Despite a considerable reduction in passenger flow and even airline withdrawal in the year 2020 led to a significant drop in passenger volume and even airlines’ withdrawal, major airlines continue to schedule flights to and from Vermont airports. Charter and feeder carriers are also available.

The following airlines offer tickets to Vermont:

  • American Airlines
  • Southwest Airlines
  • Delta Air Lines
  • United Airlines
  • JetBlue Airways

Most Popular Destinations

As there are only a few major points on the Vermont airports map, the most popular are these two:

  • Burlington—94% of searches to Vermont
  • Rutland receives the remaining 6% of searches

Vermont Aviation History

Aviation in Vermont started with the initiative of two teenagers, George Schmitt and Charles Hampson Grant, who invented air gliders after the renowned Wright brothers’ flight. Their first flights took place in 1909 and 1910. Afterward, they both continued their construction experience and assembled the powered aircraft.

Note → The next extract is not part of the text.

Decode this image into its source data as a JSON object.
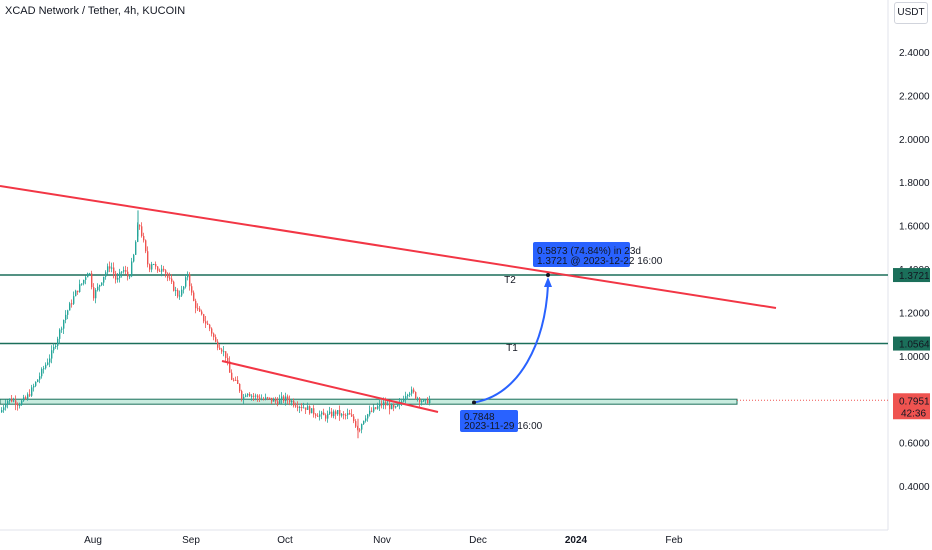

The development of airports in Vermont began with the purchase of two farms by James Hartness in 1916 and the establishment of an airport in North Springfield. Though the airport’s inaugural ceremony was marred by an aircraft crash, its further operation has considerably promoted aviation development in the state. In 1921, a flight school was established in the airport.

In 1932, Robert Bassett, a granite operator, sponsored a flight from Barre-Montpelier Airport to Oslo, Norway, one of the most prominent Vermont airports at the time. Though the flight was unsuccessful, with the plane disappearing with both pilots, it served as a watershed moment for aviation pioneers. The following years brought the development of airports and flight schools, military bases (during WWII). In the postwar period, passenger aviation began to grow continuously, with a slight decline in the 2010s.